Senate debates
Monday, 23 November 2015
Questions without Notice
Climate Change
2:37 pm
Larissa Waters (Queensland, Australian Greens) Share this | Link to this | Hansard source
My question is to the Minister representing the Prime Minister, Senator Brandis. In the lead-up to the Paris Climate Change Conference, which the Prime Minister has said 'must establish a durable platform for limiting global temperature rise to below two degrees', how will your government defend your approval of the Adani Carmichael coal mine, which would create 100 times more carbon pollution than your latest direct action option has abated and which alone will generate more pollution than the entire European Union in one year?
2:38 pm
George Brandis (Queensland, Liberal Party, Attorney-General) Share this | Link to this | Hansard source
Senator Waters, I have no trouble at all in defending the approval of the Carmichael coal mine in Central Queensland. The pity of it is that you, as a Queensland senator, are not as eager to do so to protect the jobs of people in Central Queensland. Senator Waters, if you visited Central Queensland—as I, for example, last week visited Rockhampton—you would know that the people whom you are supposed to represent in the Senate are desperate for this project to go ahead because, under various estimates, this project will create up to 10,000 while providing to India clean coal which will liberate more than 100 million people from energy poverty, which will provide clean coal to India for coal-fired power stations, which will provide electricity for more than 100 million of the poorest people of that country.
I know Senator Waters that you, in your middleclass conceit, would love to engage in the kind of moral posturing which is the trademark of the Greens, but I am afraid we on our side of the chamber are a little more interested in liberating more than 100 million of the poorest people in the world from energy poverty, while providing jobs to Australians and in particular jobs to people in Queensland, more particularly in Central Queensland. Would that you were so concerned about both of those things, but obviously, Senator Waters, you are not.
2:40 pm
Larissa Waters (Queensland, Australian Greens) Share this | Link to this | Hansard source
Mr President, I ask a supplementary question. Clearly Senator Brandis has never heard of the Great Barrier Reef, which employs 60,000 people.
Stephen Parry (President) Share this | Link to this | Hansard source
Order! Senator Macdonald and Senator Wong, I need to hear the question and so does the minister.
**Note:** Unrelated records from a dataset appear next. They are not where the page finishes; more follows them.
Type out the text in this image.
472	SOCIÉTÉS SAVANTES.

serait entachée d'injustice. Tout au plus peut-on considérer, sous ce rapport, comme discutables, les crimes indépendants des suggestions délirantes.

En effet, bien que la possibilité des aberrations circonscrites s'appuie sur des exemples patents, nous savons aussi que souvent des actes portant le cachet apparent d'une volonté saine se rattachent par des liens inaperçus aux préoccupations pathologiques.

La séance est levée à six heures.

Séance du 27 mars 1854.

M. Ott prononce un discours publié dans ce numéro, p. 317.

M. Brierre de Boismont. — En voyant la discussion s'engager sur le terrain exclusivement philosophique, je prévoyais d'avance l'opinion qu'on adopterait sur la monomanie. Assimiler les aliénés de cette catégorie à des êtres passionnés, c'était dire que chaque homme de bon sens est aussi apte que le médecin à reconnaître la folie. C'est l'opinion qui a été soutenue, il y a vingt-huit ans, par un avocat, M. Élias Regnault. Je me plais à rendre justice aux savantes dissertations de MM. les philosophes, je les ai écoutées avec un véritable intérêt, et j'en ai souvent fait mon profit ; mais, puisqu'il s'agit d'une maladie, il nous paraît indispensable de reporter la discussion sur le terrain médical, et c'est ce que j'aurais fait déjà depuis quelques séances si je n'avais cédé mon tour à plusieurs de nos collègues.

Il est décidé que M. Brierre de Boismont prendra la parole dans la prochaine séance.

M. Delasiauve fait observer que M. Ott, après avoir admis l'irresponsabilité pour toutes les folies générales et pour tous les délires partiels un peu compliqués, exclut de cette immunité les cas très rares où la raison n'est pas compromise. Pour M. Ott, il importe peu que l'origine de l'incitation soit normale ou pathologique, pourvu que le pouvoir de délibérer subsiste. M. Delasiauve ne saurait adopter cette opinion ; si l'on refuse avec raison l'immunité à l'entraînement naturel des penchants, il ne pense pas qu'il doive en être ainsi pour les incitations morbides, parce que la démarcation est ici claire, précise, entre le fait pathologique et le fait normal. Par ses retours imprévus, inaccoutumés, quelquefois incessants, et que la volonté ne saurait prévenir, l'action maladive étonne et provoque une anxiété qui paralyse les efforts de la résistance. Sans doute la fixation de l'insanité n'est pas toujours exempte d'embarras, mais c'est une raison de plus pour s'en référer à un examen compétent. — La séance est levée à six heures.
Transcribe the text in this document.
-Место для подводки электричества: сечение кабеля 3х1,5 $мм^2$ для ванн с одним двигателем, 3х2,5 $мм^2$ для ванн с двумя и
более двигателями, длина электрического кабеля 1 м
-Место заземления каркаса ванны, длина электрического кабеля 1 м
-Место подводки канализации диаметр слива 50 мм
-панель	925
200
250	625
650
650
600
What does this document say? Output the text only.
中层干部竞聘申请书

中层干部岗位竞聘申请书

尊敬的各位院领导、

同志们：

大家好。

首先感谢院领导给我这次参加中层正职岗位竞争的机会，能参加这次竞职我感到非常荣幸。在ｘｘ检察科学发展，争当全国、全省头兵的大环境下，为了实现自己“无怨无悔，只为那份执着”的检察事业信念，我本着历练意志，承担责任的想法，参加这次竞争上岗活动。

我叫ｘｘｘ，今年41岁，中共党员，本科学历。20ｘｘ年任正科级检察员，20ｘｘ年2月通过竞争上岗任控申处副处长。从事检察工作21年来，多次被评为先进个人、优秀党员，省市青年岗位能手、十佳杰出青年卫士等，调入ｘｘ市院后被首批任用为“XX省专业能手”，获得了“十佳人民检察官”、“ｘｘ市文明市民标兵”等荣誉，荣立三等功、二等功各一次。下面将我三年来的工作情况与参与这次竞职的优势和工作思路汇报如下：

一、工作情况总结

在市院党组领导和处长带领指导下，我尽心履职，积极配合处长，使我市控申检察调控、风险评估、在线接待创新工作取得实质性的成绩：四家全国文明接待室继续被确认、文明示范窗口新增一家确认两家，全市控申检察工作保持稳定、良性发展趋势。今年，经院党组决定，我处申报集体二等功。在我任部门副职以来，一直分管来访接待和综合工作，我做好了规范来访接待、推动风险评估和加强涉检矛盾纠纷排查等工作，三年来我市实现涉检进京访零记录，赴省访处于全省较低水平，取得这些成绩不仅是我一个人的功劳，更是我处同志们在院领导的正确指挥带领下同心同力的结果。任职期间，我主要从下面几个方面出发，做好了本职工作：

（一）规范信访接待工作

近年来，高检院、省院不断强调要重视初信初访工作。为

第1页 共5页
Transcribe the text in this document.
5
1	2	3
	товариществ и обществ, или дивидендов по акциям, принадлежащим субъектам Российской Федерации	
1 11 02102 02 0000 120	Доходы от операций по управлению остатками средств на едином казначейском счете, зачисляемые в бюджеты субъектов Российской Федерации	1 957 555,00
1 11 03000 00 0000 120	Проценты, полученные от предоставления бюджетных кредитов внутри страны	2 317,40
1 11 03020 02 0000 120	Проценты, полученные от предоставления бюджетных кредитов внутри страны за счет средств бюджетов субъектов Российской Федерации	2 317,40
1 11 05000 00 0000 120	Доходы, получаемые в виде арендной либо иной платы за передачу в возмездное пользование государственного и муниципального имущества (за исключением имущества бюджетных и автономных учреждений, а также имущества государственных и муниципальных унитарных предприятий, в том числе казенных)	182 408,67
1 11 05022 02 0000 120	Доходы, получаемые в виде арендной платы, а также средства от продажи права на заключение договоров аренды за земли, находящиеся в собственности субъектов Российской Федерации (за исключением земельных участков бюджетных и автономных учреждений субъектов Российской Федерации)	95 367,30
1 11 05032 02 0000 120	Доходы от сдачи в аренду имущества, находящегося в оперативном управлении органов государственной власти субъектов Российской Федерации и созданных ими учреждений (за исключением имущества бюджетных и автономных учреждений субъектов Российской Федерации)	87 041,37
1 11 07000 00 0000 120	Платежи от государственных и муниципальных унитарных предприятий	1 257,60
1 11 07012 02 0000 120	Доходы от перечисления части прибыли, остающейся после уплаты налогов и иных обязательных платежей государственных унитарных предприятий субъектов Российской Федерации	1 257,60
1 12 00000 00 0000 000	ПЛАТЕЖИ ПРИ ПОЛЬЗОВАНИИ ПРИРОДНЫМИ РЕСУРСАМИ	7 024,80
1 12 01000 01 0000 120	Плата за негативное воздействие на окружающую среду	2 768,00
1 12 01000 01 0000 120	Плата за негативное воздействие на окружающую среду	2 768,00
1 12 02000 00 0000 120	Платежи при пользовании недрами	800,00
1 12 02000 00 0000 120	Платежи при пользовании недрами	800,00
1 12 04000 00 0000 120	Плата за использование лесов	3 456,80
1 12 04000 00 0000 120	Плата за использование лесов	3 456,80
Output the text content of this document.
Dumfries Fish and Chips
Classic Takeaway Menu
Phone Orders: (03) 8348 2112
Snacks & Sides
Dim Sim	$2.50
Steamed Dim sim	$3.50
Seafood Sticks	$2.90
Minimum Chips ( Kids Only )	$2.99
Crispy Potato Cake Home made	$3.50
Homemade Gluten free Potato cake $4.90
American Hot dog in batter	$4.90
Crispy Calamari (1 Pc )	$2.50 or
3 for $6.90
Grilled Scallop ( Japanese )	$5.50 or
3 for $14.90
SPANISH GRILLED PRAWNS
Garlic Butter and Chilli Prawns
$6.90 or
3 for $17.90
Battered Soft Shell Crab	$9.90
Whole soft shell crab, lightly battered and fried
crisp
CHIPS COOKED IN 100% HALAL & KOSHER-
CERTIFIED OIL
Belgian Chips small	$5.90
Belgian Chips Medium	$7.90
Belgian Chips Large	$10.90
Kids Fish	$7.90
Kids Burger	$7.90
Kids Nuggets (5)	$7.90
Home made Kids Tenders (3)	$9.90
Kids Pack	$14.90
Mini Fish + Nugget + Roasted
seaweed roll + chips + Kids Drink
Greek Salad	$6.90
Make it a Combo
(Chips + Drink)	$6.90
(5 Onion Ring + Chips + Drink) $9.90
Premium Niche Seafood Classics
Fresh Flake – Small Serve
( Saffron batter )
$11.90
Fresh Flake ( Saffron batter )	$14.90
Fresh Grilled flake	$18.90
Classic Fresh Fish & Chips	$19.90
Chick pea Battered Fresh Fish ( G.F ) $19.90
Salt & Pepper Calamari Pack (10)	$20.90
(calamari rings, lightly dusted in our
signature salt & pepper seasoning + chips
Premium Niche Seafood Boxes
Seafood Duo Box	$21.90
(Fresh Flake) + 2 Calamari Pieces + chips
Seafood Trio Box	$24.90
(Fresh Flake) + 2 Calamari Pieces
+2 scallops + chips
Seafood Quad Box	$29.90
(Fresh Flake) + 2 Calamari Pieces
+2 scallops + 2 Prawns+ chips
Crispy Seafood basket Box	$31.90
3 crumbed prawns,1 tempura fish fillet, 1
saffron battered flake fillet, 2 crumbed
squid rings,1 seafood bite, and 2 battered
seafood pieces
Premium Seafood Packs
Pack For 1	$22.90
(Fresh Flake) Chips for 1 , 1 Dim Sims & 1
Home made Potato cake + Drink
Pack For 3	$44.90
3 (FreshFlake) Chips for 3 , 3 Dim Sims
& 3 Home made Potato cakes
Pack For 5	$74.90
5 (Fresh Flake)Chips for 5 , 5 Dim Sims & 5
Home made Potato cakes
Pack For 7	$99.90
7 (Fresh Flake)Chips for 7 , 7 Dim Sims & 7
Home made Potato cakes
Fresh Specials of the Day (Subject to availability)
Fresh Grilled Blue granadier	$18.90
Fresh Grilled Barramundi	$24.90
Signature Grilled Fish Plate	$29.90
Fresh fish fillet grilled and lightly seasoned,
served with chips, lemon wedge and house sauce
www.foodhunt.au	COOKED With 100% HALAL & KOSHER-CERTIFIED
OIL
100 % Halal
Larissa Waters (Queensland, Australian Greens) Share this | Link to this | Hansard source
Given that the laws of physics dictate that the combustion of coal produces particulate matter, sulphur and carbon dioxide, which fuels global warming, how can the Prime Minister, supposedly a man acquainted with science, being spruiking our coal as a clean energy source in his weekend discussions with China?
2:41 pm
George Brandis (Queensland, Liberal Party, Attorney-General) Share this | Link to this | Hansard source
Senator Waters, I am sure it has not escaped your notice that some forms of coal are cleaner than others and the coal that will be mined from the Carmichael mine by Adani is some of the cleanest coal in the world. I do not know, Senator Waters, how it can have escaped your notice that the people who will be supplied with energy as a result of that coal are people who, at the moment in India, are largely meeting their energy needs from biomass and from other much more pollutant materials. So the consequence of the development of the Carmichael mine by Adani, the export of that relatively clean coal to India and its use in a new generation of Indian electricity generation to replace the pollutant biomass upon which those people rely at the moment will be to produce a much cleaner energy outcome.
2:42 pm
Larissa Waters (Queensland, Australian Greens) Share this | Link to this | Hansard source
Mr President, I ask a further supplementary question. Clearly the senator has not heard of solar either. As the co-chair of the Green Climate Fund, will Australia now pull its weight and contribute the $400 million per year over the next four years that would be our fair share to assist developing nations to cut pollution and to adapt to climate change?
George Brandis (Queensland, Liberal Party, Attorney-General) Share this | Link to this | Hansard source
I have already explained to you, Senator Waters, although you seem to be reluctant to listen, how the export of coal from the Carmichael mine to India will cut pollution in itself. But of course the Australian government is taking to the Paris Climate Change Conference one of the most ambitious reduction targets in the world, in fact the most ambitious per capita emissions reduction target in the world, which will, by 2030, decrease our emissions of 2005 levels by between 26 per cent and 28 per cent.
Larissa Waters (Queensland, Australian Greens) Share this | Link to this | Hansard source
Mr President, I rise on a point of order. My question went specifically to the financial contribution that this nation may or may not make under the auspices of being the new co-chair of the Green Climate Fund.
Stephen Parry (President) Share this | Link to this | Hansard source
Thank you, Senator Waters. I will remind the Attorney-General of the question.
George Brandis (Queensland, Liberal Party, Attorney-General) Share this | Link to this | Hansard source
Senator Waters, as I was telling you, we are taking per capita the most ambitious target in the world to the Paris Climate Change Conference. We have already contributed $200 million to the Green Climate Fund—$200 million—and such is the esteem in which Australia is held by our partners that we have been elected the co-chair of that fund.